I practiced yoga roughly from 2001 to 2008, when I moved from California to the East Coast and was unable to find a yoga class and studio that meshed with both my sensibilities about what yoga should be, and my extraordinarily hectic schedule. My move to the East Coast coincided with the beginning of a very demanding career. Whether I will continue that career after the baby is born is a topic for another post, but for now, until certain financial goals are met (namely, until crushing student loan debt is paid off), suffice it to say that I am stuck with it. Add to the mix a move to the suburbs and the acquisition of three young children, and you can see how the weekly yoga class that I hadn’t even found yet slipped lower and lower on the priority list until it was off the list completely.
Since I’ve stopped practicing yoga, I have lost upper body strength (important for carrying baby around!) and have noticed aches and tightness in my lower back and hips (not so great for childbirth!). I’ve wanted to pick up yoga again, but struggled with prioritizing this aspect of my life, when I already felt like I didn’t spend enough time with the kids, or my wife, or working in my garden, or at the beach, or fixing the kitchen cupboard that I broke trying to jam something into the garbage can. When I saw the yoga-and-fertility book, I thought, aha! This is it. I won’t do yoga for me. I’ll do it for the BABY. If I HAVE to do it, for the BABY, then I can more fully justify devoting the time to it. And perhaps, I will be able to drag my ass out of bed 45 minutes earlier, even though I have a 12 hour workday ahead of me and am exhausted from the stress-induced insomnia that has kept me up on and off half the night. Plus, I was tired of reading about babies, and wanted to get started DOING something, and the book I had chosen promised fertility on a three month timeframe — which meant I had just over a month to spare before our first insemination.
It was with this framework that I slipped into bed last night with Fully Fertile. My half-asleep wife murmured “What’s that?”
“My yoga fertility book.” I responded.
“You’re not going to become one of those mothers who’s completely obsessed with Poopsie, are you? All you do is read books and books about the baby.” Rats. She was onto me, with my subtle, behind the scenes baby-obsession. I knew she was teasing, but for some reason, the words cut right to the core of me. I don’t know how I became a person who spends so much time working that I can’t devote a few hours a week to yoga. I tried to keep myself from overreacting to what was meant to be an offhand comment, but I couldn’t.
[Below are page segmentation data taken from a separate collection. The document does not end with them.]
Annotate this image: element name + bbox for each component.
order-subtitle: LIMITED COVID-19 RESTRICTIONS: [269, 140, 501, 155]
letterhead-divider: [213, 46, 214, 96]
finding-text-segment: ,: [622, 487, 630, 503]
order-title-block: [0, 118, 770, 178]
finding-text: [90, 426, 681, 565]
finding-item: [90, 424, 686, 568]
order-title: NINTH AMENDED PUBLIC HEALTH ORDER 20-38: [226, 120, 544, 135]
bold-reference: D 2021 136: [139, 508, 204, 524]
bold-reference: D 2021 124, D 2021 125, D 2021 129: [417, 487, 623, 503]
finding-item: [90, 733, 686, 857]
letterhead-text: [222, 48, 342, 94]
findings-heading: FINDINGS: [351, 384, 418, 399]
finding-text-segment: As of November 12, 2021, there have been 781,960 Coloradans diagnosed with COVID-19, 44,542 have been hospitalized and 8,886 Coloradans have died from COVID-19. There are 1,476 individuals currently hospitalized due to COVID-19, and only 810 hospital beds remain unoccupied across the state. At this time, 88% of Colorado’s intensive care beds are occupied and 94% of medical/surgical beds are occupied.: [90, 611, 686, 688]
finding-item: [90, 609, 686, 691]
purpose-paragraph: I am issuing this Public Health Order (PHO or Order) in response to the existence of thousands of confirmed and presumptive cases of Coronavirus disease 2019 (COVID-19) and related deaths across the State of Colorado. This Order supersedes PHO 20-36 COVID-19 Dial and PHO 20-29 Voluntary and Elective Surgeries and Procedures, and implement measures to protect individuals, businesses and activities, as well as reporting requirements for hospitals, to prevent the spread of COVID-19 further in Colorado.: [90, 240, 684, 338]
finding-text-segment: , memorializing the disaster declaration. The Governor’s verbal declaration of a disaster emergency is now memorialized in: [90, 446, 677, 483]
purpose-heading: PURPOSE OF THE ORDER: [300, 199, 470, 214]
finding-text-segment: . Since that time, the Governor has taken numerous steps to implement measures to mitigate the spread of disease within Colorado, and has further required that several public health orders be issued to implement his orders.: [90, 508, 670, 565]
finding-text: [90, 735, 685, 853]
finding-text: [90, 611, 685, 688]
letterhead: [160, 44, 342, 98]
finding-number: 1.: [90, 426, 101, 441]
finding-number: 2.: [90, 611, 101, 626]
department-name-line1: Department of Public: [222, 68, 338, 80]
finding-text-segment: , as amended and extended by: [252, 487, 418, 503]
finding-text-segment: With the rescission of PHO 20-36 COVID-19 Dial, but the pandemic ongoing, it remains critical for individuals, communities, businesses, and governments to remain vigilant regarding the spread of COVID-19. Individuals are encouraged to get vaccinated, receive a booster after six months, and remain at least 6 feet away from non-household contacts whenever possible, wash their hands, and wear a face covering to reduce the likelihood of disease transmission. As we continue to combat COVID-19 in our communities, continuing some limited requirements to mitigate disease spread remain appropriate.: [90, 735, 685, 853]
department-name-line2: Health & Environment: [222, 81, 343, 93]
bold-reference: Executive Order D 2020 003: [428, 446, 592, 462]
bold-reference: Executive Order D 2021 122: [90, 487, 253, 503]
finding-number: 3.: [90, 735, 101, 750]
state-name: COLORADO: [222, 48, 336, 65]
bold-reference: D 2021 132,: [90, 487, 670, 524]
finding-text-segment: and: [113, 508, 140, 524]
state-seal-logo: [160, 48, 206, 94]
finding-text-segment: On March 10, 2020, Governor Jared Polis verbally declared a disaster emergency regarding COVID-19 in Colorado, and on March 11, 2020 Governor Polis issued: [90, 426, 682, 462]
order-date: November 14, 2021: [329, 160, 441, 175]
As I read through the introduction and practiced one of the breathing exercises, I found that years were running down my face. It was as if I could not even breathe anymore. My breath had become shallow and tight. Like my back, and my hips, and my shoulders. I felt closed off and hurt. Long after my wife was snoring on my shoulder, I lay in bed with my eyes wide open, trying to sort through my reaction to her comment. I did not want to be one-dimensional, obsessed with our child. I didn’t think I was! But I also didn’t want to be one-dimensionally focused on my career. Financial goals aside, I hated what my job was doing to my identity and my sense of self. Where was the rest of me?
This morning, as we were getting on the train to come to work, I confessed to my wife, “I’m scared. That’s why I am reading book after book. I am scared I won’t be able to get pregnant, I am scared that I will lose myself in the baby, I am scared it will hurt, I am scared I will hate being pregnant. So I am coping with that fear by gathering information. I want to do the yoga as much as I can. I think it will help me through this, and I hate how I feel, physically and emotionally, five years after quitting yoga. I miss it so much.”
My wife looked at me with compassion. “Of course. Everyone is afraid of those things, but of course you should do yoga.”
And with that, I realized that the yoga was already working. Before the first time I unrolled my mat, the yoga was helping me through this transition, just as it had helped me to adjust to life as a college student, graduating into a horrible job market, and a move across the country, alone, to go to graduate school. So, in that moment, I committed to attending the Saturday morning class and doing the yoga in my fertility book — but not for the future baby. For me.